Reporter's Notebook: Soaked Houston recovers from Harvey Part 1, braces for Part 2

Harvey has drenched Houston, forcing tens of thousands of people from their homes -- and the feeling of helplessness on Monday was palpable.

FEMA says 30,000 people will be displaced. Another 13 million more remain under flood watches and warnings Monday night.

"We had to get water rescued,” he said. “They came to the door and everything."

— Tom Schlveter

In Montgomery County, the New Katy area is more like a river than a road. People who live there tell Fox News they aren't leaving -- and that, emergency personnel say, is the problem.

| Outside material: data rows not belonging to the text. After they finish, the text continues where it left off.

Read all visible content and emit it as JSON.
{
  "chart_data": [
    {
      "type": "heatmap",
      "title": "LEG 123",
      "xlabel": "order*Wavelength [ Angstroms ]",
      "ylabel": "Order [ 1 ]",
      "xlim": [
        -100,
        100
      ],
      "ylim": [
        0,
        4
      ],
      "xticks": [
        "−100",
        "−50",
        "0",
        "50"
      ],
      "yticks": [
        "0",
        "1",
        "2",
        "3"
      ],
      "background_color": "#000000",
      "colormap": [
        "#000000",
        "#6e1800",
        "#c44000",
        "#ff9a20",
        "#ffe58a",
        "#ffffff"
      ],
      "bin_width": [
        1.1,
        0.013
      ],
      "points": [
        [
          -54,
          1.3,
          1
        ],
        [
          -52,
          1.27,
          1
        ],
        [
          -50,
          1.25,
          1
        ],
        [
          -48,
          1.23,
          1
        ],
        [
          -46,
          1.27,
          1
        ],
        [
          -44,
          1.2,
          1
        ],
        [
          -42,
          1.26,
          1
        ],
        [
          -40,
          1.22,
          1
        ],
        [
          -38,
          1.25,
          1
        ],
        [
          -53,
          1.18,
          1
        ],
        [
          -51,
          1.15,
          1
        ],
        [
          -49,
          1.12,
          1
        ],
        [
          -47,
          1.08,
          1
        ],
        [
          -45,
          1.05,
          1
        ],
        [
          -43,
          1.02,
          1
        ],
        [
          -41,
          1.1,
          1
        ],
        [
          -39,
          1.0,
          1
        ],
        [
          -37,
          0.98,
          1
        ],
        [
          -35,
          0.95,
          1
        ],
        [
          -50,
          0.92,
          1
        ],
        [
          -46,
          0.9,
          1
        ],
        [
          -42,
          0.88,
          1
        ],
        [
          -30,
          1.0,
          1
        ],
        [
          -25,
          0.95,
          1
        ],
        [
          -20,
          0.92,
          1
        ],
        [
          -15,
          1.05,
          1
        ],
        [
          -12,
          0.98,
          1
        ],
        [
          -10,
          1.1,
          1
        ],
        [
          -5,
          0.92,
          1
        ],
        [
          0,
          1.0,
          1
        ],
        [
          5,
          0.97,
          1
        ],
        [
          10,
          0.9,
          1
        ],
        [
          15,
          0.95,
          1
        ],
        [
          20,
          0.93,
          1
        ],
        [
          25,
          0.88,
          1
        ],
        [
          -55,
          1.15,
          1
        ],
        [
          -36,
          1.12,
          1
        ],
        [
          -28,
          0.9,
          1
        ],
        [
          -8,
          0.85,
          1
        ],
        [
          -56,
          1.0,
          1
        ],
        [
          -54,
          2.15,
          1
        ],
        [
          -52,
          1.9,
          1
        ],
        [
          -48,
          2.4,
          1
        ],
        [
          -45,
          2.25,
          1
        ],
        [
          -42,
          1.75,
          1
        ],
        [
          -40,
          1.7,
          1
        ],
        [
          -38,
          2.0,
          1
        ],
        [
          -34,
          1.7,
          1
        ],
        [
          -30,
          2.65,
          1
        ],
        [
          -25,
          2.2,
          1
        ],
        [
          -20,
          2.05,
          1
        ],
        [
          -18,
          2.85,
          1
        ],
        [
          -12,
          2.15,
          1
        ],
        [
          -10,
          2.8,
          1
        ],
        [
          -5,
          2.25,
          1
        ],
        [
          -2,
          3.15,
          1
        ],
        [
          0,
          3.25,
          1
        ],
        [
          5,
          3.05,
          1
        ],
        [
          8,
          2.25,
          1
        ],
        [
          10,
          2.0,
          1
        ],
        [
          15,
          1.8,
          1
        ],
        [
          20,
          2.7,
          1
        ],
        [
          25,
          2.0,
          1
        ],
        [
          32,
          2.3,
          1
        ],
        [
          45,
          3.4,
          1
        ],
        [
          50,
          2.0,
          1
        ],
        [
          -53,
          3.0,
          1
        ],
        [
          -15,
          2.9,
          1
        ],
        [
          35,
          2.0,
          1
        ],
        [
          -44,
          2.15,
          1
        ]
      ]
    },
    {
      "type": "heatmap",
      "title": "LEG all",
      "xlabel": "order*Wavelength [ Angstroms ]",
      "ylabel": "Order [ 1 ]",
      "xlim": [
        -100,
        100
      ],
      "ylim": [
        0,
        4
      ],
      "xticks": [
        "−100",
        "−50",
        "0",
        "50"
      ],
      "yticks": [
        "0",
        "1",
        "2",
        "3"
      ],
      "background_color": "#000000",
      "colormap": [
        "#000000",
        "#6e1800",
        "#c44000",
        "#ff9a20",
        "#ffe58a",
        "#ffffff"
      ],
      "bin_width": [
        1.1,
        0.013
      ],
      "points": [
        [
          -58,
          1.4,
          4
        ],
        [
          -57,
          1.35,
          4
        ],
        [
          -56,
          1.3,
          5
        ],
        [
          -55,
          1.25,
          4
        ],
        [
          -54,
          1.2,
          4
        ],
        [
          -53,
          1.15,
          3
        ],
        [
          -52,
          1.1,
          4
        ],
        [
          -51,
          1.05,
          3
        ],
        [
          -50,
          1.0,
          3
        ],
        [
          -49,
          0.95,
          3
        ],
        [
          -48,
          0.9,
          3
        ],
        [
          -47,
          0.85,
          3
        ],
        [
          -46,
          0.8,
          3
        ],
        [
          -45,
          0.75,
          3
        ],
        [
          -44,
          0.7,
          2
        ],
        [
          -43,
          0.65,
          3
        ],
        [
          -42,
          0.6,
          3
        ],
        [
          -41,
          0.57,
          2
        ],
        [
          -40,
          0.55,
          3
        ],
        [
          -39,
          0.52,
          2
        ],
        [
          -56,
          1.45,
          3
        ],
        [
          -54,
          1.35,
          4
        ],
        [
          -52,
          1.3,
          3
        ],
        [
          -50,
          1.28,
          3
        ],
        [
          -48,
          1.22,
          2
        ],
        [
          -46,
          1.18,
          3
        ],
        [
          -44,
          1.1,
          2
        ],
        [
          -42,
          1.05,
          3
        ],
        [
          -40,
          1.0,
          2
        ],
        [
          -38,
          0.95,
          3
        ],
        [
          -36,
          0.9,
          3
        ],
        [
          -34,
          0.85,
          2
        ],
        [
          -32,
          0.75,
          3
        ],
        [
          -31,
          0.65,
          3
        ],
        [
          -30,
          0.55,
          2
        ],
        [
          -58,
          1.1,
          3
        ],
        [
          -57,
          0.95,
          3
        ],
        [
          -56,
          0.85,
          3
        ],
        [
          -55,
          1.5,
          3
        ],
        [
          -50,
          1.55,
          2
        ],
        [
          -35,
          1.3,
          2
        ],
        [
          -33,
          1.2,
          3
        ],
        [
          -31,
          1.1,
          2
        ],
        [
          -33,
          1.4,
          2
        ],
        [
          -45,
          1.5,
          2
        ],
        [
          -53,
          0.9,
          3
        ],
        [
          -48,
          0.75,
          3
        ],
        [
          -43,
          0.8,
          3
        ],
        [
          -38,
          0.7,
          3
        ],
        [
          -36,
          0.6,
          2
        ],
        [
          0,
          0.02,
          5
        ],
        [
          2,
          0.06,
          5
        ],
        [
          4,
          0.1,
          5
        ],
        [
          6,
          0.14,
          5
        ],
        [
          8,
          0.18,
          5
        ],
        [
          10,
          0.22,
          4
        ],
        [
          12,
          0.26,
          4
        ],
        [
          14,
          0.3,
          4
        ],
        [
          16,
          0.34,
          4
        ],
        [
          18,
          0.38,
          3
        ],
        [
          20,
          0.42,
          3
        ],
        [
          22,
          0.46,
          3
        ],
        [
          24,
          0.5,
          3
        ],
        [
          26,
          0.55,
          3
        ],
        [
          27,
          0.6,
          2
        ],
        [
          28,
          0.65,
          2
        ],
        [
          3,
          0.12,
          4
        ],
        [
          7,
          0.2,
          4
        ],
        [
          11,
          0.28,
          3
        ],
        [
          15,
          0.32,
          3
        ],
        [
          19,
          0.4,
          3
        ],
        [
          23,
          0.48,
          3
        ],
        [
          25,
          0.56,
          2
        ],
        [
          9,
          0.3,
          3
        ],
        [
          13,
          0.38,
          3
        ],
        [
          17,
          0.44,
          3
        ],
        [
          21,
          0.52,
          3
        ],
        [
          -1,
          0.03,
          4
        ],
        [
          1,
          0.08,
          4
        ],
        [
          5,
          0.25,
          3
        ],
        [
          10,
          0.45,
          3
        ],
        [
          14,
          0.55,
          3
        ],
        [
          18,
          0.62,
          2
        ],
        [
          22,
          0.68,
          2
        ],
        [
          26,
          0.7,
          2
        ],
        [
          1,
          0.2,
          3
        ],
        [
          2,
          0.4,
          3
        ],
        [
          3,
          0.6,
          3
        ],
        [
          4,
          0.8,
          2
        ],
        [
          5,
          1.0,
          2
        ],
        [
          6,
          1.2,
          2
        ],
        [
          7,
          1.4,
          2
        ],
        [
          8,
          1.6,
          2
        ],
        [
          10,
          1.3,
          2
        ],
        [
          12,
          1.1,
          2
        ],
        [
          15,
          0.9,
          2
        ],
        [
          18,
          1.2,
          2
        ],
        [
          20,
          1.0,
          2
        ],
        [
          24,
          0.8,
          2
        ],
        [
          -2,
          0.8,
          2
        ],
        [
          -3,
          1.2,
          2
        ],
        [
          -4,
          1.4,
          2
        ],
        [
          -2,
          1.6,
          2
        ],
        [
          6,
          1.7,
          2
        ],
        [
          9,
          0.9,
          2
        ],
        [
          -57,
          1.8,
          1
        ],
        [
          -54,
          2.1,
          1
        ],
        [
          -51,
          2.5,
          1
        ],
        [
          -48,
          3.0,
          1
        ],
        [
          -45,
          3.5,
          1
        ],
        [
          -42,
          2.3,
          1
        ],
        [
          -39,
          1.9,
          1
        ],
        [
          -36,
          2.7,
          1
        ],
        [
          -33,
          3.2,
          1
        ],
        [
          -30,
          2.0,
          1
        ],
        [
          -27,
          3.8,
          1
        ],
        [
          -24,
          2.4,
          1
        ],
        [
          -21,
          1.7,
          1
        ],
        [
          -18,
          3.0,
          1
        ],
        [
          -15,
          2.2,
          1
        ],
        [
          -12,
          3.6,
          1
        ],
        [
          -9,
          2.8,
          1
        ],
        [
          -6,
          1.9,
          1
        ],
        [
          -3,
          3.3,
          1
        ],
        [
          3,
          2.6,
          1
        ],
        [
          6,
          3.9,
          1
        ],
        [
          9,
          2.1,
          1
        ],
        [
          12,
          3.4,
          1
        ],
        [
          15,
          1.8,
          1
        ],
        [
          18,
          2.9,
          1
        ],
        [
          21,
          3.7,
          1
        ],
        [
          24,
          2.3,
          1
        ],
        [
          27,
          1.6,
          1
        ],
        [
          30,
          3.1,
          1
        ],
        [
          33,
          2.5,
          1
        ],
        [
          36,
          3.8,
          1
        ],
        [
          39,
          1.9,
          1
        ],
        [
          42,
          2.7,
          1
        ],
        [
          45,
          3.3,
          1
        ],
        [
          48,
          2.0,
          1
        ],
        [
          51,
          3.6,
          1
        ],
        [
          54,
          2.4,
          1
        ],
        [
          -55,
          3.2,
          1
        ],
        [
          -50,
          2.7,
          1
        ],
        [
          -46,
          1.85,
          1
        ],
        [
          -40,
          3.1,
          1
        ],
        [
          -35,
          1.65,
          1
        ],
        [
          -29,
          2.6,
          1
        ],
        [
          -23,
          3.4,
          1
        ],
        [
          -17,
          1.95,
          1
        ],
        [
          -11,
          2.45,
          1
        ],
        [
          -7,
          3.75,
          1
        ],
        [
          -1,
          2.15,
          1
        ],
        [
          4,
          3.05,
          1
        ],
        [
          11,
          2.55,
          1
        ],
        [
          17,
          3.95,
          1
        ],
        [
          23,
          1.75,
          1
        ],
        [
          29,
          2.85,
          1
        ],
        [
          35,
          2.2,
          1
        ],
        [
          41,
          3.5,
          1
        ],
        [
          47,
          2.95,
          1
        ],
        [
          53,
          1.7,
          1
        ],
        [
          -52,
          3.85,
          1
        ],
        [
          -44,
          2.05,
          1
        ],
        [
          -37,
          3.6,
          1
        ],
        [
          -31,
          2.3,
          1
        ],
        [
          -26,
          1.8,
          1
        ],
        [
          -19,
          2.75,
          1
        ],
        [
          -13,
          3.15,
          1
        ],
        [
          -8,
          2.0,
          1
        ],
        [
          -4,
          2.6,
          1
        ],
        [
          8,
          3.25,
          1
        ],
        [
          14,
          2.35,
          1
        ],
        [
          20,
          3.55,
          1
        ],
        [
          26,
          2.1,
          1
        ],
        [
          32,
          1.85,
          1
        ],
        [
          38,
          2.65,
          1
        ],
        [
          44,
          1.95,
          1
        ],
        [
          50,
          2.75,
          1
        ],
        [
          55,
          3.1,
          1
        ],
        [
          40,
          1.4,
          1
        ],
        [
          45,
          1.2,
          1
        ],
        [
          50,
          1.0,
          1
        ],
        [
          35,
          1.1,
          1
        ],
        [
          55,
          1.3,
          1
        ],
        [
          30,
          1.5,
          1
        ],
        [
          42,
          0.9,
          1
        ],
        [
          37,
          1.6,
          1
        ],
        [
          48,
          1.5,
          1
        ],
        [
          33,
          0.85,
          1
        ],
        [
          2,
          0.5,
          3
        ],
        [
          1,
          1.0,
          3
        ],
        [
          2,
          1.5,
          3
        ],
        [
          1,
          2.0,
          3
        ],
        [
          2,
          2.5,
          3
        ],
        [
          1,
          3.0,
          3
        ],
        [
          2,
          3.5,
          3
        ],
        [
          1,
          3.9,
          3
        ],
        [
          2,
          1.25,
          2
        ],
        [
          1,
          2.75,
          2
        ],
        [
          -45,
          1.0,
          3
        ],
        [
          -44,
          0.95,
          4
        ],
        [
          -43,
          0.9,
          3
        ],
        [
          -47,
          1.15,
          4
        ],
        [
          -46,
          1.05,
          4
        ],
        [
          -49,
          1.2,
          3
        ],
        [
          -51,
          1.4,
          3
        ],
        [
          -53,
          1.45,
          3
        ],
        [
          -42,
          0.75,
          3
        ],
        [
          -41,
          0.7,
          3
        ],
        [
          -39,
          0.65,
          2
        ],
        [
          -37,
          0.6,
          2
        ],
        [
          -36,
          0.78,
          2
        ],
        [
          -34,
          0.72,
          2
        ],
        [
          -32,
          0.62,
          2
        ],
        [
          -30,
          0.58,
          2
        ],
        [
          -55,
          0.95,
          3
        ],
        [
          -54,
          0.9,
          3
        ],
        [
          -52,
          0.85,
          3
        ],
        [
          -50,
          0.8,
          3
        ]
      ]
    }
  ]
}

In the Grand Vista subdivision, the only way in or out is by boat. But those evacuations will stop as night falls. Capt. Brian Carlisle of the Montgomery County Sheriff's Office says he's been conducting water rescues all day but says that will end soon once it gets darker, citing the risk of injuries during nighttime boat rescues.

In northeast Houston, the "Cajun Army" has come to town. Ben Paderick and his pal from Galveston brought their boat and has rescued about "20 or so" people.

"It's a sad situation," he said.

Paderick's been working alongside first responders and other civilians like Robert Flickman trying to rescue people.

"I got tired of seeing people suffering," Flickman, a lawyer, said. "This is our city."

In my hotel on the west side, weary lodgers felt the uneasy resignation that comes from surviving an early battle in a long war. We were all grateful to have done so in relatively comfortable conditions.

Not what you think: The company isn't really trying to sell rain in Houston

Not what you think: The company isn't really trying to sell rain in Houston (Fox News)

Not everyone landed in a hotel lobby: Thousands of evacuees were whisked to schools, stadiums and the George R. Brown Convention Center, on Avenida de las Americas.

As rescue efforts played out around the city, folks on higher ground fought for some semblance of normalcy. No amount of rain was stopping the manicurists at Nail'Ori, on San Felipe Street, from coming in. Kimberly Quang said she came to work because “it’s better than sitting at home.” And there were customers to attend to, after all.

"Oh lord, can you wait 30 min before putting it on the news?” one patron said. “The minute people hear this place is open, they're going to flood this place."

William Staib, owner of Unit Cargo Container, summed up the feelings of a city as he surveyed falling rain and rising floodwaters.

"The worst might be over, but the water levels are rising," said Staib, who has a condo in Houston that has not flooded but a house in hard-hit Katy that he's concerned about.

In between fording vast bodies of water where roads once stood, I spotted a giant white truck with the words "Rain for Rent" emblazoned on the back. One would not think there is much of a market for their services in Houston right about now, but it turns out the company "is a leading provider of temporary liquid handling solutions including pumps, tanks, filtration and spill containment.

San Antonio resident Penn Riche, waiting in a 30-minute line that snaked past a Burger King drive-thru, said he was visiting friends in Houston when Harvey hit. He's not sure how his house is doing and hasn't been able to speak to his neighbors. As he waited for his meal, he was resolute about a whopper of a storm that so far has had its way with Houston.

"Look, at the end of the day, I'm alive,” he said. “Harvey packed a punch but Texas will punch back harder."